I have an instance of some class. Let's say this class is Person:
class Person {
name?: string | null;
age?: number | null;
friends!: Person[];
isLucky: boolean;
}
How to iterate over this instance and call trim() method on all properties that are strings? Because if I'm trying to do this:
(Object.keys(person) as (keyof typeof person)[]).forEach((key) => {
const value = person[key];
if (typeof value === 'string') {
person[key] = value.trim();
}
});
My friend Typescript shows this error:
Type 'string' is not assignable to type 'person[keyof person]'.
I want to write an all around method suitable for instances of different classes with many different properties. Is there a way to achieve this in Typescript? May be some typing magic?
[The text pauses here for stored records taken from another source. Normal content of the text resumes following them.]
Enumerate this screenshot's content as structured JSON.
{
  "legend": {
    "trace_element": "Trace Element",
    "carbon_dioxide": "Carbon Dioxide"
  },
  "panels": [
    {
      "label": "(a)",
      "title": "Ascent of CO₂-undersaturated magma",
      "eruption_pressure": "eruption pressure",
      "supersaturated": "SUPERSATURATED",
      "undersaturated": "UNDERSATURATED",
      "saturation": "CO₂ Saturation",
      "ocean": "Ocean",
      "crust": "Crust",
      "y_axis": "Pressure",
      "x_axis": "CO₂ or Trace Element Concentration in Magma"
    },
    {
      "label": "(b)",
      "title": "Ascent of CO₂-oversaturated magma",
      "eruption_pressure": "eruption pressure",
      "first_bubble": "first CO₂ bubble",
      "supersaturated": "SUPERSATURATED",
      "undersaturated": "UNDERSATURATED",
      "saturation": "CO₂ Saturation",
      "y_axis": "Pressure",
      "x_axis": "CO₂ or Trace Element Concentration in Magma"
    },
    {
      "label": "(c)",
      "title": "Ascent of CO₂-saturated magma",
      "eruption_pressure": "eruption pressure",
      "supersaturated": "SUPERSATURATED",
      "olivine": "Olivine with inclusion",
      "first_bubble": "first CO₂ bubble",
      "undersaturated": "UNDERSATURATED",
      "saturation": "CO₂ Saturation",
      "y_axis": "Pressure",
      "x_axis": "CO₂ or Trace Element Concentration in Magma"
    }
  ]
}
CodePudding user response:
I would do it this way. Just cast it to any
.
(Object.keys(person) as (keyof typeof person)[]).forEach((key) => {
const value = person[key];
if (typeof value === 'string') {
(person as any)[key] = value.trim();
}
});
CodePudding user response:
TypeScript isn't able to determine if the key is associated with a specific typed key from Person, only that it's one of them. So you'll get a type of never
when accessing person[key]
without any other specific checks on key
.
The quickest answer is to narrow your key:
(Object.keys(person) as (keyof typeof person)[]).forEach((key) => {
const value = person[key];
if (key === 'name' && typeof value === 'string') {
person[key] = value.trim();
}
});
Alternatively you could do the .trim()
in your class constructor and avoid this entirely, but it's unclear what the context is for your issue.
Generally I avoid doing a forEach
to map an Object and might favor Object.from
over an Object.entries
with a .map()
or reconsider the data structure entirely depending on what your actual use case might be.